Integrating data-cleaning with data analysis to enhance usability of big biodiversity data
The recent availability of species occurrence data from numerous sources, standardized and connected within a single portal, has the potential to answer fundamental ecological questions. These aggregated big biodiversity databases are prone to numerous data errors and biases. The data-user is responsible for identifying these errors and assessing if the data are suitable for a given purpose. We propose to solve this problem by binding data cleaning to data analysis. The change in signal between the pre- and post-cleaning phases will be used to evaluate the research question. Only if the answer to the research question becomes consistently stronger and clearer following the data cleaning, then it is a robust answer.

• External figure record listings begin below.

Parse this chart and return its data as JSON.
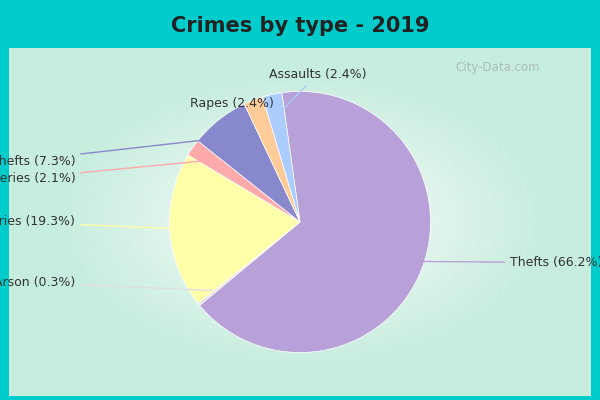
{
  "title": "Crimes by type - 2019",
  "labels": [
    "Thefts",
    "Burglaries",
    "Auto thefts",
    "Assaults",
    "Rapes",
    "Robberies",
    "Arson"
  ],
  "values": [
    66.2,
    19.3,
    7.3,
    2.4,
    2.4,
    2.1,
    0.3
  ],
  "colors": [
    "#b8a0d8",
    "#ffffaa",
    "#8888cc",
    "#aaccff",
    "#ffcc99",
    "#ffaaaa",
    "#e0e0e0"
  ],
  "background_outer": "#00cccc",
  "title_fontsize": 15,
  "label_fontsize": 9,
  "watermark": "City-Data.com",
  "text_positions": {
    "Thefts": [
      1.45,
      -0.28,
      "left"
    ],
    "Burglaries": [
      -1.55,
      0.0,
      "right"
    ],
    "Auto thefts": [
      -1.55,
      0.42,
      "right"
    ],
    "Assaults": [
      0.12,
      1.02,
      "center"
    ],
    "Rapes": [
      -0.18,
      0.82,
      "right"
    ],
    "Robberies": [
      -1.55,
      0.3,
      "right"
    ],
    "Arson": [
      -1.55,
      -0.42,
      "right"
    ]
  }
}
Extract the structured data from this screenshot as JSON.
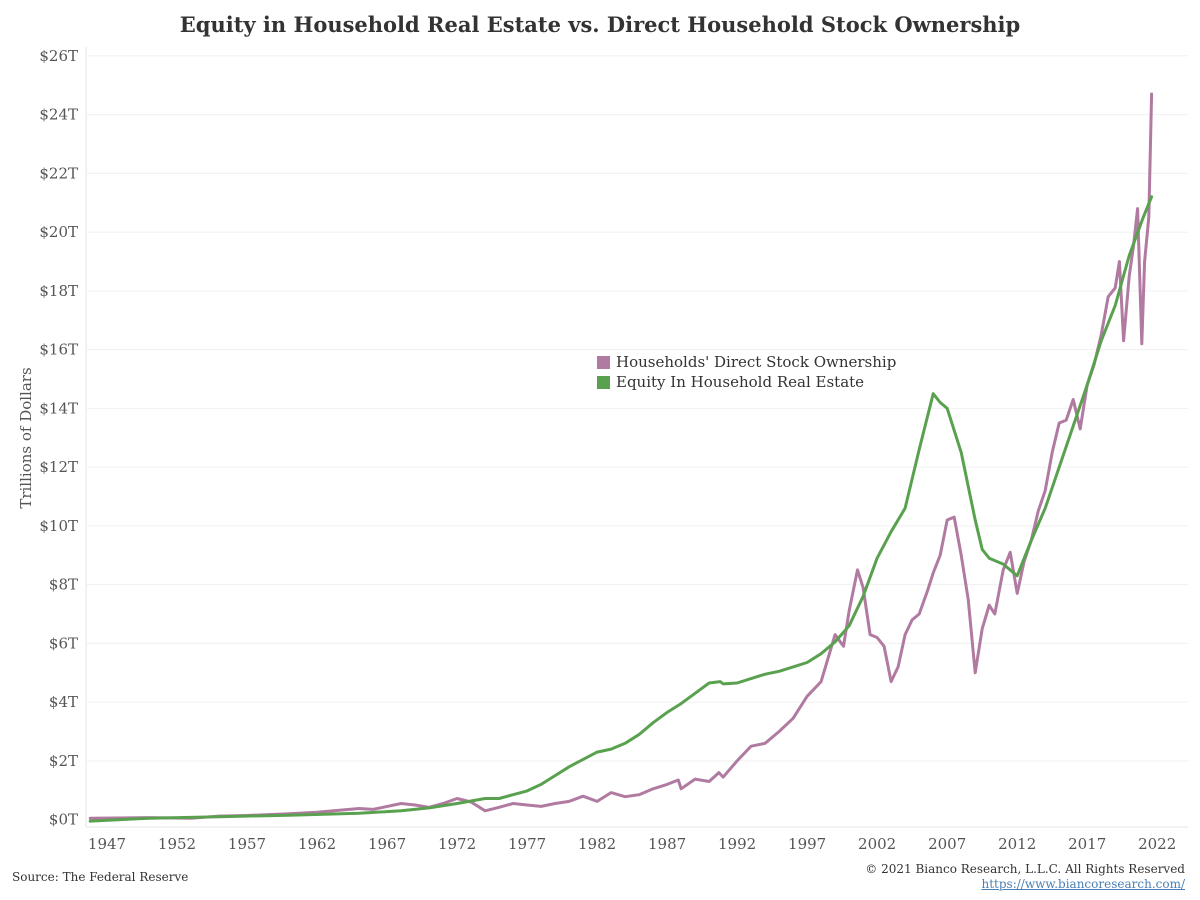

I am exploring this approach using a well-known community-ecology question. The case study concerns the debate over the role of environmental factors in determining species distribution (relative to the roles of stochasticity and dispersal). One hypothesis, supported by ecological theory, suggests that in species-poor communities, environmental factors have a strong impact on species distribution. This role is expected to decline with increased richness, where drift and biological interactions are expected to play an increasingly stronger role. In contrast, a strict interpretation of the niche theory prescribes the opposite trend, i.e., positive relations between the relative role of environmental factors and species richness, since niches become presumably narrower when more species compete within a given environmental space. I am using more than one million records of Australian mammals to construct species distribution models for regions with different species richness values. The explanatory power of a distribution model, which indicates the effect of environmental factors, will be evaluated against the region-specific species richness for the respective guild. The trend in the results before- and after cleaning will serve as a strong indication in favor of one hypothesis or another, even in the presence of major data error and bias.
Adopting a more comprehensive approach for incorporating data cleaning as part of data analysis, will not only improve the quality of biodiversity data, but will impose a more appropriate usage of such data. This can greatly serve the scientific community and consequently our ability to address more accurately urgent conservation issues.